Die Abbildung ist einer Bibel der British Library entnommen (fol. 473r aus MS Add. 47672), die unter Graf Robert von Genf (1342-1394) angefertigt wurde. Robert von Genf wurde 1378 in Fondi von französischen und italienischen Kardinälen zum Papst Clemens VII. gewählt und war der Opponent von Papst Urban VI. (um 1318-1389). Da dieser Rom besetzt hielt, verlegte der neue Papst Clemens VII. seine Residenz in das südfranzösische Avignon. Um die eigene Herrschaft zu legitimieren, betätigte er sich vor allem als Mäzen. Im Laufe seiner Regentschaft entstanden prachtvolle Bauten und kostbare Miniaturen, wie diese italienisch-französische Bibelausgabe.
Cathleen Ann Fleck: Linking Jerusalem and Rome in the fourteenth century, in: Bianca Kühnel (Hrsg.): The real and ideal Jerusalem in Jewish, Christian and Islamic Art, Jerusalem 1998, S. 430-452.
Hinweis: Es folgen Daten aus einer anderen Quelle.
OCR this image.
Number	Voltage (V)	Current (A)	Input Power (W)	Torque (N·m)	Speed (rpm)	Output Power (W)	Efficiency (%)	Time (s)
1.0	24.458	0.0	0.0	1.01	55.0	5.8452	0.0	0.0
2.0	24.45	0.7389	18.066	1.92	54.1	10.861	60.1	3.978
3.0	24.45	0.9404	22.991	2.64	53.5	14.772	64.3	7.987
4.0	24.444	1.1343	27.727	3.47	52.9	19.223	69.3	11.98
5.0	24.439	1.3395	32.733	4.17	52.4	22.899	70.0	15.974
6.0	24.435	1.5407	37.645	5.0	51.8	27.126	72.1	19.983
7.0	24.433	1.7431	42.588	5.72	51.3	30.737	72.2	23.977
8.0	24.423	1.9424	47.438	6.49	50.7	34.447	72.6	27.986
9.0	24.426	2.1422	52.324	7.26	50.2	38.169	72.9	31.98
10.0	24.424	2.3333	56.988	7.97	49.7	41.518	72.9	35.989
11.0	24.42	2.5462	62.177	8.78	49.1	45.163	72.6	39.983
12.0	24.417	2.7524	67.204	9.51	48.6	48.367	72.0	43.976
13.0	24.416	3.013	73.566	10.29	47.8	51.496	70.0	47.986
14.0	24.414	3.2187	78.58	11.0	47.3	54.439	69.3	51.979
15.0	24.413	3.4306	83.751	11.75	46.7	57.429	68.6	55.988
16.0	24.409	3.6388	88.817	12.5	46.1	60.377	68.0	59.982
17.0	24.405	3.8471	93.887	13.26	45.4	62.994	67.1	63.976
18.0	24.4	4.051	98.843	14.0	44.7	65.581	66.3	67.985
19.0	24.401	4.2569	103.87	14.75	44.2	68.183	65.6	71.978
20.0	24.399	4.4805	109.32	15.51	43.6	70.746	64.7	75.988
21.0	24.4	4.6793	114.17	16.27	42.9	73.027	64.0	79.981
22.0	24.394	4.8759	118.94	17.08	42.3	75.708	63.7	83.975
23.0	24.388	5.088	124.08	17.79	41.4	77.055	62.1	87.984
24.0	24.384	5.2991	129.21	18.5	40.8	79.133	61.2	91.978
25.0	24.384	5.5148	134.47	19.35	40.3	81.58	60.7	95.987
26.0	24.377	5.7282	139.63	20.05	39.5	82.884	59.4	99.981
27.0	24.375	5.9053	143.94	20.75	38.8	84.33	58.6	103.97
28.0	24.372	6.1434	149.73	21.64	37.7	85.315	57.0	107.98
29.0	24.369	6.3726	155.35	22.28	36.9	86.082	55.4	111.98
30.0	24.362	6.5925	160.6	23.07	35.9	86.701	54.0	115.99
Cathleen Ann Fleck: Papal politics of a Trecento Bible, Baltimore 1998.
Hana Sedinova: The precious stones of Heavenly Jerusalem in the medieval book illustration and their comparison with the wall incrustation in St. Wenceslas chapel, in: Artibus et Historiae, 21, 41, 2000, S. 31-47.
Cathleen Ann Fleck: When a Bible is not a Bible, in: Word and Image, 22, 3, 2006, S. 219-227.